Od dłuższego czasu zapewne P. T. Czytelnicy zauważyli brak listów z Krakowa. Stało się to tylko z powodu wyjazdu mego; obecnie będę się starał nagrodzić Wam brak wiadomości z podwawelskiego grodu, przez częste a długie listy. W okręgu naszym po całym szeregu spotkań międzynarodowych, w którym uczestniczyły drużyny wszystkich państw ościennych, Niemiec, Czechosłowacji, Austrji, Węgier a nawet Danji nadeszła pora na rozpoczęcie rozgrywek o mistrzostwo okręgowe. Pierwsza do zawodów stanęła Wisła; rozpoczęła ona pierwsza tego roku sezon, pierwsza drużyna zagraniczna jaka gościła była sprowadzona przez Wisłę, a obecnie i w mistrzostwie mistrz okręgu pierwszy rozpoczął walkę o utrzymanie zaszczytnej godności. Dotychczasowe rozegrane dwa spotkania dały Wiśle 4 punkty i 9:0 bramek. Przeciwnikiem pierwszym był niemiecki klub z Bielska B. B. S. V., który przybył w składzie mocno odmłodzonym. B. B. S. V. słynął z drużyny złożonej z kanonów. Wisła lekceważąc przeciwnika wystąpiła z kilkoma rezerwowymi Gra prowadzona ambitnie, przy przewadze miejscowych zakończyła się zwycięstwem mistrza w stosunku 4:0.

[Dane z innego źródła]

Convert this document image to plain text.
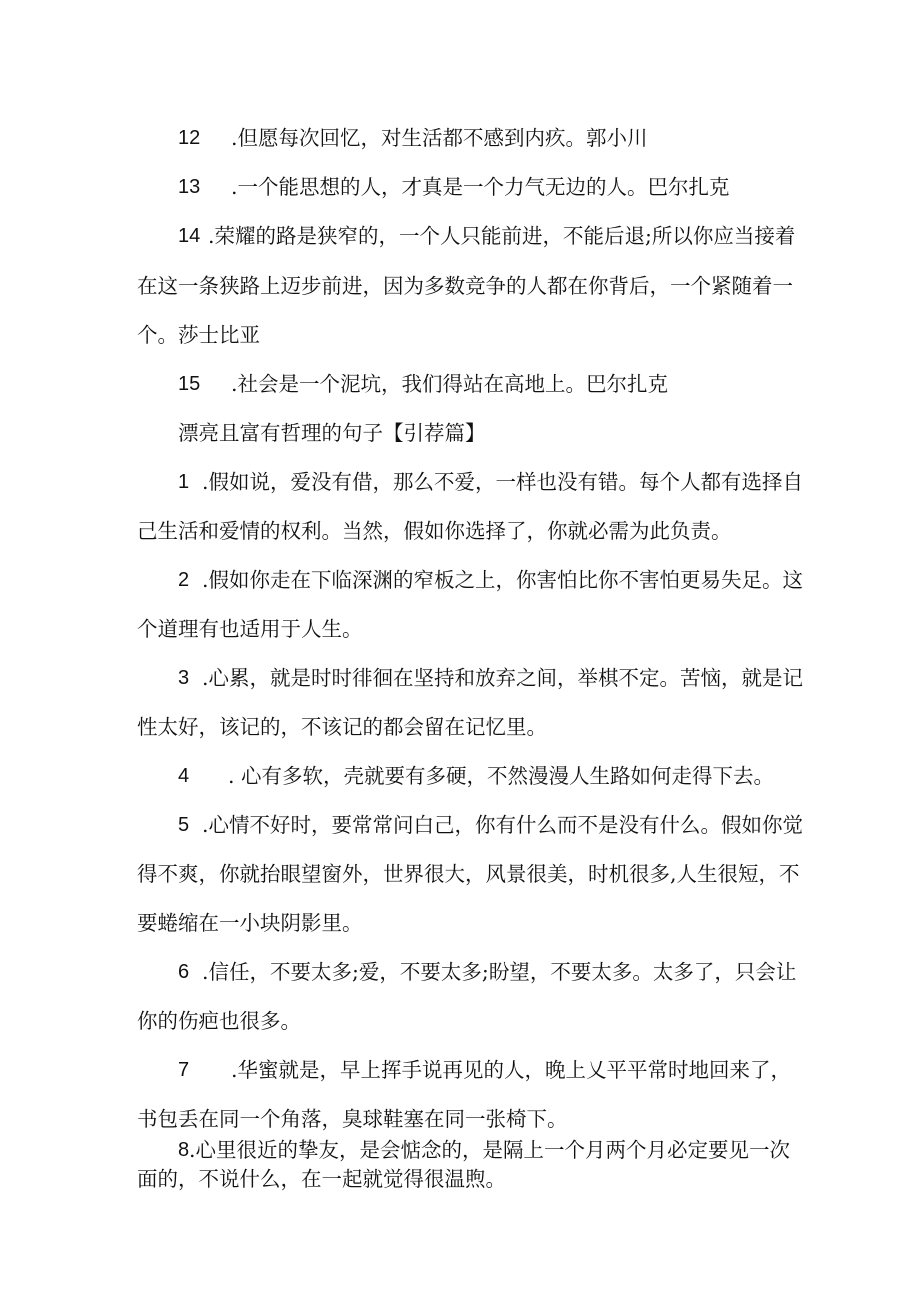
12 .但愿每次回忆，对生活都不感到内疚。郭小川
13 .一个能思想的人，才真是一个力气无边的人。巴尔扎克
14 .荣耀的路是狭窄的，一个人只能前进，不能后退;所以你应当接着
在这一条狭路上迈步前进，因为多数竞争的人都在你背后，一个紧随着一
个。莎士比亚
15 .社会是一个泥坑，我们得站在高地上。巴尔扎克
漂亮且富有哲理的句子【引荐篇】
1 .假如说，爱没有借，那么不爱，一样也没有错。每个人都有选择自
己生活和爱情的权利。当然，假如你选择了，你就必需为此负责。
2 .假如你走在下临深渊的窄板之上，你害怕比你不害怕更易失足。这
个道理有也适用于人生。
3 .心累，就是时时徘徊在坚持和放弃之间，举棋不定。苦恼，就是记
性太好，该记的，不该记的都会留在记忆里。
4 . 心有多软，壳就要有多硬，不然漫漫人生路如何走得下去。
5 .心情不好时，要常常问白己，你有什么而不是没有什么。假如你觉
得不爽，你就抬眼望窗外，世界很大，风景很美，时机很多,人生很短，不
要蜷缩在一小块阴影里。
6 .信任，不要太多;爱，不要太多;盼望，不要太多。太多了，只会让
你的伤疤也很多。
7 .华蜜就是，早上挥手说再见的人，晚上乂平平常时地回来了，
书包丢在同一个角落，臭球鞋塞在同一张椅下。
8 .心里很近的挚友，是会惦念的，是隔上一个月两个月必定要见一次
面的，不说什么，在一起就觉得很温煦。
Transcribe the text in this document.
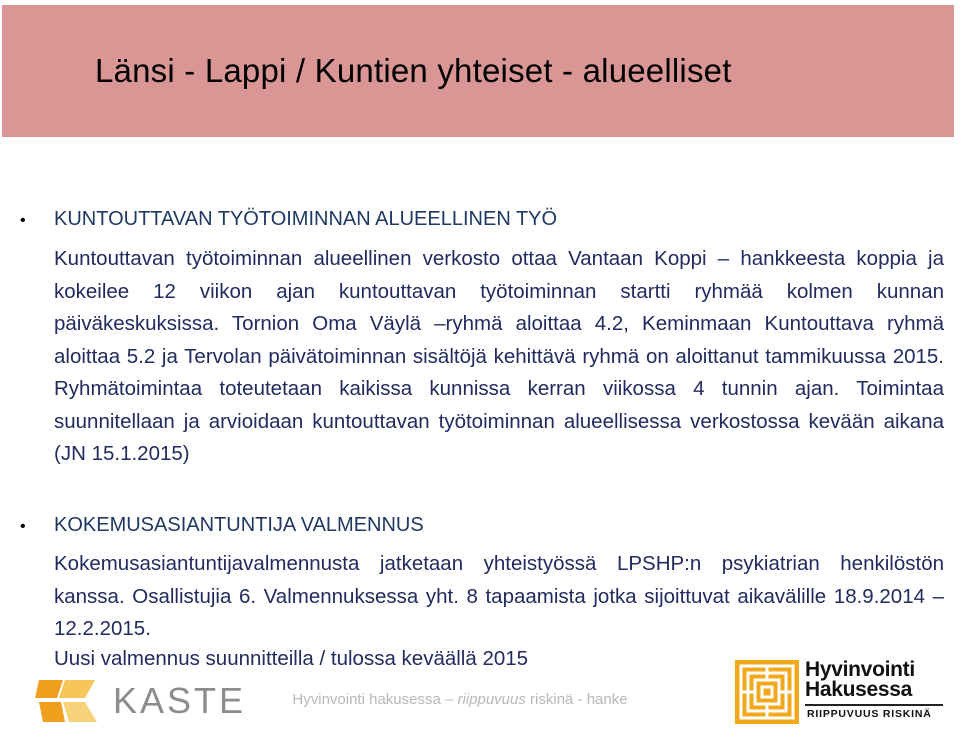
Länsi - Lappi / Kuntien yhteiset - alueelliset
• KUNTOUTTAVAN TYÖTOIMINNAN ALUEELLINEN TYÖ
Kuntouttavan työtoiminnan alueellinen verkosto ottaa Vantaan Koppi – hankkeesta koppia ja kokeilee 12 viikon ajan kuntouttavan työtoiminnan startti ryhmää kolmen kunnan päiväkeskuksissa. Tornion Oma Väylä –ryhmä aloittaa 4.2, Keminmaan Kuntouttava ryhmä aloittaa 5.2 ja Tervolan päivätoiminnan sisältöjä kehittävä ryhmä on aloittanut tammikuussa 2015. Ryhmätoimintaa toteutetaan kaikissa kunnissa kerran viikossa 4 tunnin ajan. Toimintaa suunnitellaan ja arvioidaan kuntouttavan työtoiminnan alueellisessa verkostossa kevään aikana (JN 15.1.2015)
• KOKEMUSASIANTUNTIJA VALMENNUS
Kokemusasiantuntijavalmennusta jatketaan yhteistyössä LPSHP:n psykiatrian henkilöstön kanssa. Osallistujia 6. Valmennuksessa yht. 8 tapaamista jotka sijoittuvat aikavälille 18.9.2014 – 12.2.2015.
Uusi valmennus suunnitteilla / tulossa keväällä 2015
KASTE	Hyvinvointi hakusessa – riippuvuus riskinä - hanke
Hyvinvointi
Hakusessa
RIIPPUVUUS RISKINÄ
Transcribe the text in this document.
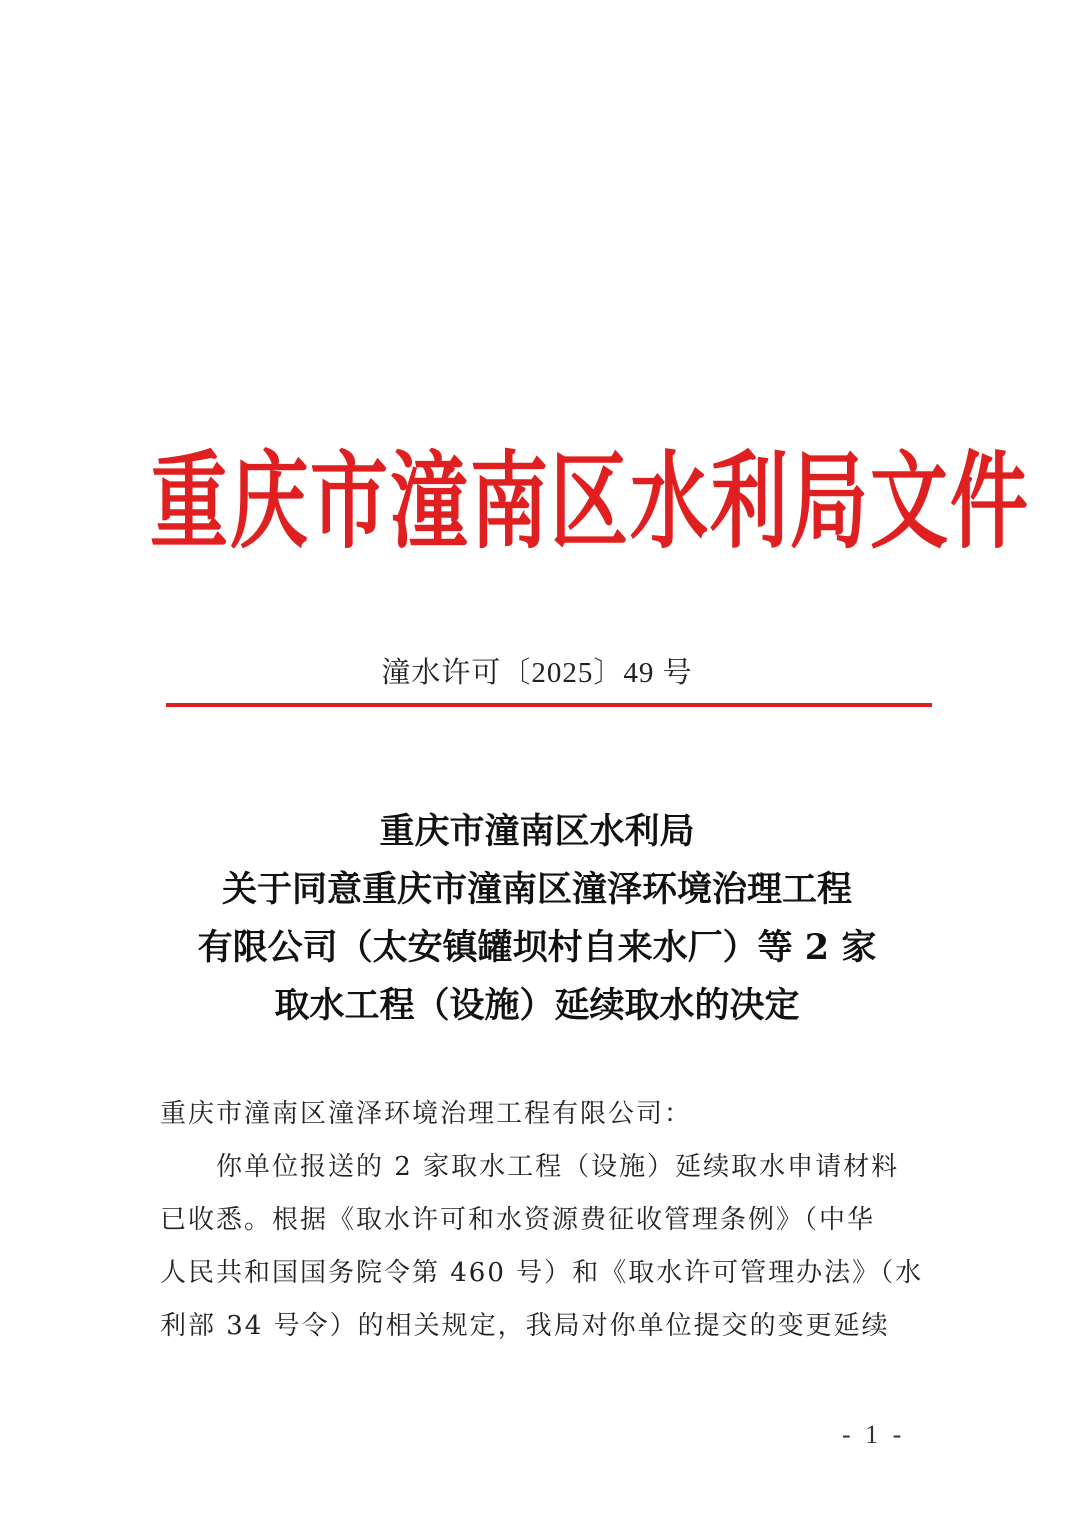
重庆市潼南区水利局文件
潼水许可〔2025〕49 号
重庆市潼南区水利局
关于同意重庆市潼南区潼泽环境治理工程
有限公司（太安镇罐坝村自来水厂）等 2 家
取水工程（设施）延续取水的决定
重庆市潼南区潼泽环境治理工程有限公司：
你单位报送的 2 家取水工程（设施）延续取水申请材料
已收悉。根据《取水许可和水资源费征收管理条例》（中华
人民共和国国务院令第 460 号）和《取水许可管理办法》（水
利部 34 号令）的相关规定，我局对你单位提交的变更延续
- 1 -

Drugim przeciwnikiem, ale już groźniejszym od B. B. S. V. była Jutrzenka, która w ostatnich czasach grą swą ostrą i ofiarną dawała złudzenie, że okres słabości tej drużyny minął bezpowrotnie. Do jednych z takich zawodów należał niedawno rozegrany mecz z Pogonią katowicką, w czasie którego Jutrzenka nie ustępowała gościom w ostrej grze. To też zawody budziły wielkie zainteresowanie, a mimo iż równocześnie odbywał się konkurencyjny mecz Sparta (Praga) —Cracovia zgromadziły dość dużą ilość widzów. Do przerwy Jutrzenka gra wspomagana wiatrem ostro, i dość często zagraża bramce mistrza. Wisła spokojnie a powoli zaczyna przychodzić do głosu; po przerwie zawody zamieniają się już na trening na połowie Jutrzenki, która wszelkiemi siłami stara się obronić od wysoko cyfrowej klęski. Wynik ostateczny 5:0 jest wykładaniem sił. Najlepszy z Wisły Reyman tak strzałami jak i kierownictwem ataku.